Thursday, May 10, 2018

Flight Controls

Once the stringers were fabricated, they had to be removed while I made flight control cables. Actually, the only cables made today were the elevator control cables, but access to the inside of the fuselage frame required removing some recently fabricated items.
On the Travel Air, the elevator control cables are made in pairs. From the book “Travel Air–Wings Over the Prairie,” by Ed Phillips, the idea for this redundancy came from Walter Beech, who insisted on dual elevator control cables in the event of cable failure. Lloyd Stearman agreed. He had most likely witnessed a cable failure at some time and was determined that such would not affect the ability to control the airplane, after all, this was 1925 and the state of the art for aircraft materials and design was in it’s infancy. So two cables are attached to the stick above and below the hinge point, running aft to the elevator control horn.
Making four cables for elevator control was not a problem, but routing them to the control horn revealed obstructions in the form of the extra tubing welded into the fuselage frame not present on the original.

Using string for a guide, I had to devise a pulley arrangement that would provide clearance from frame parts throughout the full throw of the stick, not only fore and aft, but side to side as well.

















The first bracket was made from 4130 steel plate 1/8” thick drilled to accommodate two 3” pulleys, but they proved to be too small for the amount of cable deflection required. Typical of my work—too much trial and error. The larger 5” pulleys did the trick. The smaller pulleys will be used for rudder cables. Of course, this necessitated making a new bracket as well.

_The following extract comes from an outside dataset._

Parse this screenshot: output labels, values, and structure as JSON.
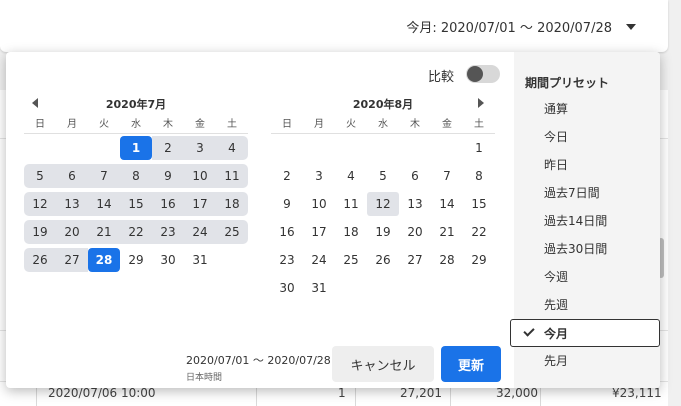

The pulleys are held in place by a piece of spruce with two 3/4"x3/4", .063" extruded angles held in place with four tubing clamps. The chromoly pulley bracket is attached by four 3/16" AN bolts and lock nuts. There is a spacer between the two pulleys to provide the proper alignment of the cables.


The cable used for the controls is 1/8” diameter 7x19 wire rope. This is comprised of seven strands of 19 strand rope all woven spirally. It is fairly flexible and 1/8” cable has a tensile strength of about 2000 lbs. I am fortunate that when a neighbor moved, he left me a box of cable of this type with right-hand thread studs swaged to one end.

Swaging is a process that uses a specialized tool to compress a steel end of some sort (stud, eye, or fork) onto the cable. So much pressure is generated by the tool that the end is actually extruded into the cable slightly, making for a very strong attachment, equaling or exceeding the cable strength. Each of the cables that had the 1/4” threaded studs swaged to the end were long enough to use for the elevator cables. I only had to attach an eye on the other end at the correct length.






I used the “Nico-Press” system for these ends. This requires a much simpler tool. The cable is run through a copper sleeve, wrapped around a thimble and routed back through the sleeve.






The Nico-Press tool is then used to compress the copper into the cable just like the swaging process does with stainless steel, but requiring far less squeezing force. Three compressions are required to complete the joint. A go-no go gauge is used to check that the sleeve was sufficiently compressed to make the joint meet specifications.
The loose end of the cable is then trimmed. Later, the whole joint will wrapped with rib-lacing cord to look period correct.
Once all four cables were made, the swaged ends with the stud, turn buckle, and fork were attached to the stick and the Nico-Pressed ends were attached to the control horn at the elevator.
  

 
The cables were the correct length, but some adjustments must be made to center the stick with the elevator flush with the horizontal stabilizer. I just wasn't getting full up elevator with the stick back as far as it would go, so the only way to correct that (can't make the cables longer) would be to re-make the little steel tangs on the stick. With these tangs a little longer, I should be able to adjust the elevator travel with no problem.
The only issue left to correct is the area where the cables criss-cross. Some rubbing is evident, and intolerable. More head-scratching.